The Growing Risk Of Doing Nothing

Not upgrading their core banking system can expose banks to significant risks. Legacy systems lack the scalability and security needed to meet modern demands. These outdated systems can also struggle to integrate with newer technologies, limiting a bank’s ability to offer innovative products and services.

Without updates, compliance with evolving regulations becomes more challenging, potentially leading to fines or legal issues. Over time, inefficiencies in processing and customer service may arise, damaging customer satisfaction and trust. Ultimately, staying on an outdated core banking provider can hinder growth and competitiveness.

Not to mention, with an aging workforce familiar with these legacy systems approaching retirement, it leaves many banks in a tough spot: train new staff on outdated technology or accelerate the shift toward modernization. The risks of sticking with legacy core banking systems are not just theoretical; they’re becoming increasingly tangible. Banks that delay modernization are facing a growing list of challenges, including:

• Explosion In Digital Transactions: The rapid acceleration of digital banking demands seamless, real-time processing.

• Rising Customer Expectations: Consumers expect personalized, instant and secure financial experiences.

• Intensifying Competition: Challenger banks, fintech disruptors and tech giants are reshaping the landscape.

• Emerging Technologies Like Generative AI: Banks that fail to leverage AI-driven efficiencies will fall behind. According to a recent study we conducted with Hanover Research, 75% of banks are exploring Gen AI deployment to improve efficiency, customer experience and business growth.

A Modern Core For Modern Banking

For banks considering a core system upgrade, the focus should be on aligning technology with long-term strategic goals.

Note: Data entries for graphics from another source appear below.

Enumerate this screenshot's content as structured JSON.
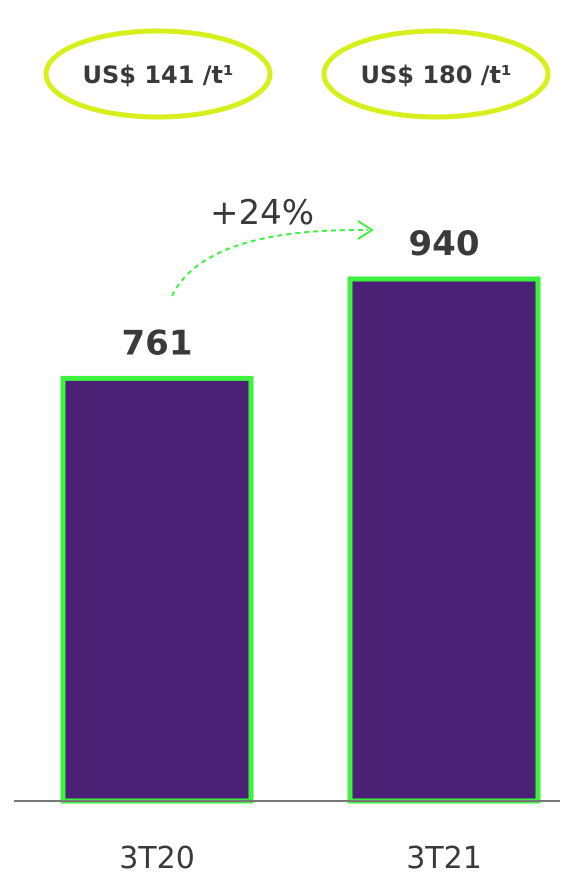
{
  "colors": {
    "bar_fill": "#4a2174",
    "bar_stroke": "#3cf23c",
    "badge_stroke": "#d7ef1c",
    "arrow": "#3cf23c",
    "axis": "#777777",
    "text": "#3a3a3a"
  },
  "badges": [
    "US$ 141 /t¹",
    "US$ 180 /t¹"
  ],
  "growth_label": "+24%",
  "chart_data": {
    "type": "bar",
    "categories": [
      "3T20",
      "3T21"
    ],
    "values": [
      761,
      940
    ],
    "data_labels": [
      "761",
      "940"
    ],
    "title": "",
    "xlabel": "",
    "ylabel": "",
    "ylim": [
      0,
      940
    ]
  }
}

Institutions today need more than just a vendor—they need a partner and a platform that can evolve with them.

Insights from the study highlight the attributes that banks look for in their banking software: reliability, regulatory compliance and usage of AI.​ In addition, most banks also want banking software that is customer-centric, trustworthy and cost-effective. ​

These preferences point to a clear set of capabilities that banks should prioritize when selecting a new core provider:

• Comprehensive Functionality: A full suite of core banking capabilities to support current and future needs.

• Modular, Composable And Extensible Solutions: Allow banks to modernize at their own pace, upgrading specific components (e.g., deposits, lending, payments) without overhauling the entire system.

• Adaptable Technology: Providing flexibility to run across on-premises, cloud and SaaS, and the ability to coexist with legacy systems.

• Proven Experience: Providers that have successfully supported transitions and innovation for banks in the same position.

By focusing on these areas, banks can better position themselves for growth, adaptability and a seamless future for themselves and their customers.

An Inflection Point For U.S. Banks

The banking industry is facing a pivotal moment. Dissatisfaction with legacy core systems is no longer a quiet concern; it’s a widespread challenge prompting banks to reevaluate long-standing provider relationships. The pressure to innovate, adapt, deliver more value and mitigate risk is mounting.

The next few years could mark a significant change in the U.S. banking technology landscape. Banks that seize this moment to modernize can better position themselves as industry leaders, equipped to deliver innovation, agility and superior customer experiences. Conversely, banks that delay risk falling behind constrained by outdated systems and an inability to compete in a fast-moving, tech-driven market.

With a new generation of banking leadership unwilling to accept stagnation, the call for transformation is louder than ever.